Underlying these global trends, one common denominator is surfacing as critical to retail success: the ability to understand, predict and tailor product and marketing solutions to all customers. This actually isn't a marketing problem, as the tools to execute this already exist. This is a data problem — one that most retailers aren't equipped to handle yet.
There's ample evidence to support this. In Canada, we've witnessed the closing of several notable brands in recent weeks, including Sony and Target. Both retailers provided various reasons for the closings, but the common thread was a lack of "knowing their customer." Last month, RadioShack filed for bankruptcy and Staples merged with Office Depot.
How Retailers Can Keep Up With Consumers
In 2015, retailers need to truly understand customer segments and behaviors in a dynamic way across all channels. This means going beyond basic customer segmentation, merging data across channels in a way that predicts changing trends and specific marketing promotions.
One misconception is brick-and-mortar businesses feel online stores could eventually make offline stores obsolete. I disagree. There will always be a need for physical locations. Between 80 percent to 90 percent of retail transactions occur offline. While that number can be significantly higher or lower depending on the segment, it's clear the offline experience is still critical.
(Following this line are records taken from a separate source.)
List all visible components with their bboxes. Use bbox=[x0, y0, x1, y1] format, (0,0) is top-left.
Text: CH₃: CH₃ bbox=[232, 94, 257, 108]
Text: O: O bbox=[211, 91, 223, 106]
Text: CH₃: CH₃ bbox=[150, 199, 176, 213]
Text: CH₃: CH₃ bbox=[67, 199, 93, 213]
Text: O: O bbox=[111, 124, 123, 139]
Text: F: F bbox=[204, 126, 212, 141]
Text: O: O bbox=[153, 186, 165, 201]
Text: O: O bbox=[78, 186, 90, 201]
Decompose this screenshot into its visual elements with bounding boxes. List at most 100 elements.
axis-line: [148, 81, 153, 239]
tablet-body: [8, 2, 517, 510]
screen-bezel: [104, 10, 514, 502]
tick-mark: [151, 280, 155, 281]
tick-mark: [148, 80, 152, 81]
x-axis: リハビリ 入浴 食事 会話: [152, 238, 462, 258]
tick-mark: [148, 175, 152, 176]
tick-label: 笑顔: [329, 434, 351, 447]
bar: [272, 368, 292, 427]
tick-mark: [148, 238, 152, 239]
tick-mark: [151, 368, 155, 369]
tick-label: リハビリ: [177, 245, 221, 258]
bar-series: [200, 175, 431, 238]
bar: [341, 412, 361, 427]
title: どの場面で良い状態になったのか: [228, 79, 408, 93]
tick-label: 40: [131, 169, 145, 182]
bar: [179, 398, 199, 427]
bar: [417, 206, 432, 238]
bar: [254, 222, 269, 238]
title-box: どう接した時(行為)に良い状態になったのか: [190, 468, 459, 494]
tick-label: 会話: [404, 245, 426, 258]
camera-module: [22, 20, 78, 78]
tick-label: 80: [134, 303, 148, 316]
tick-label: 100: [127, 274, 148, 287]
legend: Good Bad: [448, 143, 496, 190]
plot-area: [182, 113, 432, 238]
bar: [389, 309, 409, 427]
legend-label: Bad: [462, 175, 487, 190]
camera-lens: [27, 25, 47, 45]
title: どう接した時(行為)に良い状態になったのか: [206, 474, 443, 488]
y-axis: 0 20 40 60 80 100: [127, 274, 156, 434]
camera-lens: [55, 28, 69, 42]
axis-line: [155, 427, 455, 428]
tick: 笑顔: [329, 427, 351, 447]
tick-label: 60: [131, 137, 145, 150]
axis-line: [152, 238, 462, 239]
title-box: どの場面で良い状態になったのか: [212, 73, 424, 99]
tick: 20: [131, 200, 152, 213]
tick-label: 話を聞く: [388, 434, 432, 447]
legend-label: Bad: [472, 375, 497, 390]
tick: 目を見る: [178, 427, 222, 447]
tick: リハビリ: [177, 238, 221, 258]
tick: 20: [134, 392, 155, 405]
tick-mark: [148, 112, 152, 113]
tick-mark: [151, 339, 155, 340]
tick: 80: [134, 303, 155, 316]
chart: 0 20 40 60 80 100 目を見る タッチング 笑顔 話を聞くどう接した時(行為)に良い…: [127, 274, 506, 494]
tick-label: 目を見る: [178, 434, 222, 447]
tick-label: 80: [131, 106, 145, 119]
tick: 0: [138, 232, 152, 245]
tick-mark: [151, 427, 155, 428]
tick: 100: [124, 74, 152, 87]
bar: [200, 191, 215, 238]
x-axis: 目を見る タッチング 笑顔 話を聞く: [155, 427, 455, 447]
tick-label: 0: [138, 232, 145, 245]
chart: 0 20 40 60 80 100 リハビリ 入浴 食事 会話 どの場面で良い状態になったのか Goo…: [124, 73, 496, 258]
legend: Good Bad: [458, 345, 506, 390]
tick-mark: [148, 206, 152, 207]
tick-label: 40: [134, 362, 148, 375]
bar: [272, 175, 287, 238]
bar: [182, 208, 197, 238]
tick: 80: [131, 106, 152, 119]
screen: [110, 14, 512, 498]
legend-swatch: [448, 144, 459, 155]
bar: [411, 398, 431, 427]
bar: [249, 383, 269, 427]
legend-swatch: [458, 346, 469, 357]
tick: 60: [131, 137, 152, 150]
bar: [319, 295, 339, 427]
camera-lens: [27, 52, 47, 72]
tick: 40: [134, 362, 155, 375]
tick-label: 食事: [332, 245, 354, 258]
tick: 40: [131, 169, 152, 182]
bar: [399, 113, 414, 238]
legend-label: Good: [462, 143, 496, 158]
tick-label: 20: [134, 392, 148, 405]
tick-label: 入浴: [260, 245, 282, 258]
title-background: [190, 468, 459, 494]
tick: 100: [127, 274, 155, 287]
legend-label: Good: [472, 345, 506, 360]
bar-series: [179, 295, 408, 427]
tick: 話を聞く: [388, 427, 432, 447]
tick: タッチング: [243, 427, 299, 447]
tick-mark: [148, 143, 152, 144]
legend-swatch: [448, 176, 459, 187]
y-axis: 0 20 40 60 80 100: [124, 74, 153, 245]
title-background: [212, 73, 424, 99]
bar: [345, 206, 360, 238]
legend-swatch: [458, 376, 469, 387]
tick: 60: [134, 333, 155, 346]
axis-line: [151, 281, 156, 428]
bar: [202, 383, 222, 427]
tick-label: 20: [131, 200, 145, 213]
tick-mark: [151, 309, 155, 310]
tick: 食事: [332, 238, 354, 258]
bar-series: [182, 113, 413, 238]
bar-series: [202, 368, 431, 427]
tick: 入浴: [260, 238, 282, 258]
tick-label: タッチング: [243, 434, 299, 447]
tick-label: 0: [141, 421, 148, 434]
To win, retailers have to accept that the online channel has transformed offline retail. By collecting valuable data from customers across multiple channels, retailers are given numerous opportunities to drive purchasing decisions wherever the customer prefers shopping. To obtain and use big data, retailers need to do the following:
- Develop promotions and engagements that encourage consumers to input their personal information. Gathering demographics and likes/dislikes gives retailers an advantage, and provides an opportunity to build customer loyalty.
- Know the mixture of product, channel and customer segment/persona, and how they change. For example, a specific segment or persona may prefer to buy a particular type of product on their mobile device vs. in-store. We don't all buy the same things in every channel.
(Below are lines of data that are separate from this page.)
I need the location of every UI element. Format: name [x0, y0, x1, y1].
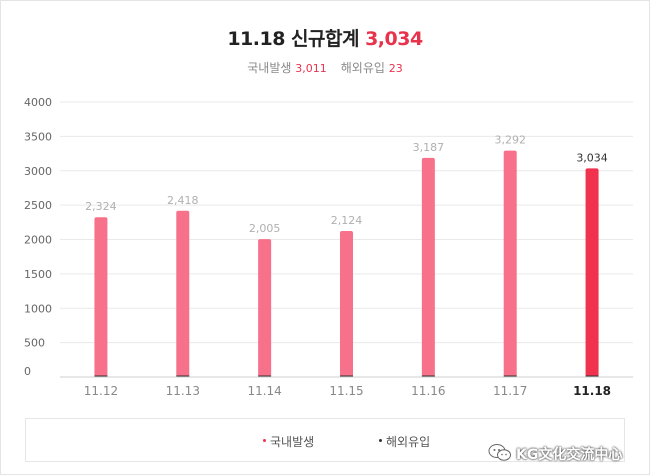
x-tick-label: 11.15 — [329, 384, 363, 398]
data-label: 3,292 — [494, 134, 526, 147]
legend-label-domestic: 국내발생 — [270, 435, 315, 449]
legend-item-imported[interactable]: 해외유입 — [379, 433, 430, 450]
y-tick-label: 500 — [24, 337, 45, 350]
y-tick-label: 0 — [24, 365, 31, 378]
x-tick-label: 11.18 — [573, 384, 611, 398]
legend: 국내발생 해외유입 — [25, 418, 625, 462]
bar-chart: 0 500 1000 1500 2000 2500 3000 3500 4000 2,324 11.… — [24, 96, 633, 398]
watermark-text: KG文化交流中心 — [516, 447, 623, 463]
bar — [176, 210, 190, 377]
x-tick-label: 11.17 — [493, 384, 527, 398]
bar — [340, 230, 353, 377]
y-tick-label: 1000 — [24, 302, 52, 315]
y-tick-label: 3500 — [24, 130, 52, 143]
bar-imported-segment — [421, 375, 435, 377]
watermark: KG文化交流中心 — [488, 442, 638, 464]
data-label: 3,187 — [413, 141, 445, 154]
y-tick-label: 1500 — [24, 268, 52, 281]
chart-title: 11.18 신규합계 3,034 — [0, 24, 650, 51]
bar-imported-segment — [340, 375, 353, 377]
title-prefix: 11.18 신규합계 — [227, 28, 359, 50]
imported-label: 해외유입 — [340, 61, 385, 75]
legend-label-imported: 해외유입 — [386, 435, 431, 449]
data-label: 2,324 — [85, 200, 117, 213]
bar — [421, 157, 435, 377]
data-label: 3,034 — [576, 151, 608, 164]
y-tick-label: 4000 — [24, 96, 52, 109]
x-tick-label: 11.14 — [247, 384, 281, 398]
chart-subtitle: 국내발생 3,011 해외유입 23 — [0, 59, 650, 76]
legend-item-domestic[interactable]: 국내발생 — [263, 433, 314, 450]
x-tick-label: 11.12 — [84, 384, 118, 398]
bar-imported-segment — [258, 375, 272, 377]
y-tick-label: 3000 — [24, 165, 52, 178]
domestic-value: 3,011 — [295, 62, 327, 75]
wechat-icon — [488, 444, 511, 461]
bar-imported-segment — [585, 375, 599, 377]
bar — [585, 168, 599, 377]
x-tick-label: 11.16 — [411, 384, 445, 398]
bar-imported-segment — [94, 375, 108, 377]
x-tick-label: 11.13 — [166, 384, 200, 398]
legend-dot-imported — [379, 439, 382, 442]
data-label: 2,005 — [249, 222, 281, 235]
domestic-label: 국내발생 — [247, 61, 292, 75]
legend-dot-domestic — [263, 439, 266, 442]
title-total: 3,034 — [365, 28, 423, 50]
data-label: 2,418 — [167, 194, 199, 207]
imported-value: 23 — [388, 62, 403, 75]
y-tick-label: 2500 — [24, 199, 52, 212]
data-label: 2,124 — [331, 214, 363, 227]
bar-imported-segment — [176, 375, 190, 377]
bar — [503, 150, 517, 377]
bar — [94, 217, 108, 377]
y-tick-label: 2000 — [24, 234, 52, 247]
bar-imported-segment — [503, 375, 517, 377]
bar — [258, 239, 272, 377]
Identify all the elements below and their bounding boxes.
- Retailers have to understand what marketing promotions cause customers to convert and why.
- Be ahead of the game when it comes to technology. The right tools enable retailers to collect more and better data. Cloud-based point-of-sale systems and beacons foster richer data by providing more opportunities to collect customer data. As we see things like proximity technologies make their way into stores, consumers are being offered more exciting and engaging interactions in the offline world.
Using Big Data to Succeed
Retailers wanting to succeed must use a big data approach to customer analytics. The conventional approach for large retailers is to adopt new frameworks such as MapReduce or in-memory processing frameworks like Apache Spark and throw all of their data into a giant new data warehouse. All this does is set up the data for advanced modeling; it doesn't actually give the retailer any ammunition in terms of customer insights, marketing insights or specific recommendations.
In 2015, we'll see more retail consolidation. However, we'll also see other retailers grow at record rates. The common denominator between success and failure will be how they use their data to understand their customers and marketing efforts. Retailers need to buy big data solutions that are targeted to their specific industry and focus on the actions and insights they can actually take. Imagine showing up to the Formula 1 circuit with only the latest tools to build the car. Don't be surprised when your competition runs laps around you because they showed up with a purpose-built race car.
Kerry Liu is the CEO of Rubikloud, a retail intelligence platform that collects and analyzes customer-centric data for retailers.